Teknopreneur.com – Permasalahan air jernih selalu menjadi PR disetiap Negara, pasalnya debit air di setiap titik mati air menurun setiap tahunnya. Pada Rapat 247 Nasional dan Pameran masyarakat American Chemical (ACS), peneliti Anne Morrisey dari Dublin City University melaporkan teknologi baru timnya, yang berharap untuk menyediakan air memurnikan sistem sederhana yang memanfaatkan sinar matahari.

Seperti yang dilansir pada laman iflscience tim Morrisey mulai dengan menggunakan senyawa yang disebut titanium dioksida (TiO2). TiO2 dapat bertindak sebagai katalis; sesuatu yang mempercepat reaksi tanpa habis itu sendiri, tetapi biasanya tergantung pada sinar UV. Agar senyawa ini akan berguna, itu akan perlu untuk aktif dalam cahaya tampak.
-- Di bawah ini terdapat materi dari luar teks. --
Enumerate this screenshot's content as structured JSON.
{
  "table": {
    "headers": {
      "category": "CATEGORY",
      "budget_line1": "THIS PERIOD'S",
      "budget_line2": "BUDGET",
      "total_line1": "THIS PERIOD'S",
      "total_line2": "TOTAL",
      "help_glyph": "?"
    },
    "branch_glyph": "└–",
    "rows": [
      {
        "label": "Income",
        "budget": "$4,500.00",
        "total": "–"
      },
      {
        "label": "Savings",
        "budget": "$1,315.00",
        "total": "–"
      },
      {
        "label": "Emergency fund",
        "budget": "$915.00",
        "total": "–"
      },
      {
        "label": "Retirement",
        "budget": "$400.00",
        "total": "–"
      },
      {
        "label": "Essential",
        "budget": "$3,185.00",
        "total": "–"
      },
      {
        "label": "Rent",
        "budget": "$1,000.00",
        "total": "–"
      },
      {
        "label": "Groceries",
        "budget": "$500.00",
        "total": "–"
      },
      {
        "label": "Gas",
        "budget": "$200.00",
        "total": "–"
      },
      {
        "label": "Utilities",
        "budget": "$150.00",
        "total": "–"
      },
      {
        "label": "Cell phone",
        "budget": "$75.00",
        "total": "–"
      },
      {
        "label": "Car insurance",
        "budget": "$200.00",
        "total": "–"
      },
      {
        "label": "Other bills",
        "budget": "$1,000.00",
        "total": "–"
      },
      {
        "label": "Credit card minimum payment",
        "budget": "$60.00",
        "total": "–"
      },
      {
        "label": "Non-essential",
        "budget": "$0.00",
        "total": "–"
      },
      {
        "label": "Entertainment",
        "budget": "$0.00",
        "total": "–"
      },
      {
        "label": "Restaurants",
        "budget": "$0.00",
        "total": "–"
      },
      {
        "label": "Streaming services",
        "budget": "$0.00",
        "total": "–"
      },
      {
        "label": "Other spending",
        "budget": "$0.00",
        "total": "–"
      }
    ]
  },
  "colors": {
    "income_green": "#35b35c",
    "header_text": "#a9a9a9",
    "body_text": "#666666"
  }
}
Oleh karena itu, kelompok mulai menyelidiki bentuk terbaik dari TiO2 yang akan memungkinkan properti ini.

Meskipun mereka menemukan konformasi ideal, itu kemudian menemukan bahwa TiO2 tidak memadai bila digunakan sendiri. Di sinilah graphene masuk. Lembar Grafena terbuat dari karbon, dan hanya satu atom tebal. Koktail dari dua bahan bersama-sama terbukti efektif dalam sistem. Graphene adalah lengket, menangkap polutan saat mereka mengalir melalui, thusenhancing kedekatannya dengan katalis TiO2.

Tapi itu tidak cukup belum siap untuk terjun di pasar; Tim pertama harus memastikan bahwa sistem tidak menghasilkan berbahaya oleh-produk ketika zat dipecah. Pengujian pada diklofenak obat anti-inflamasi terbukti berhasil. Obat ini hewan yang umum terkenal menyebabkan kematian sejumlah besar burung nasar di India dan Pakistan.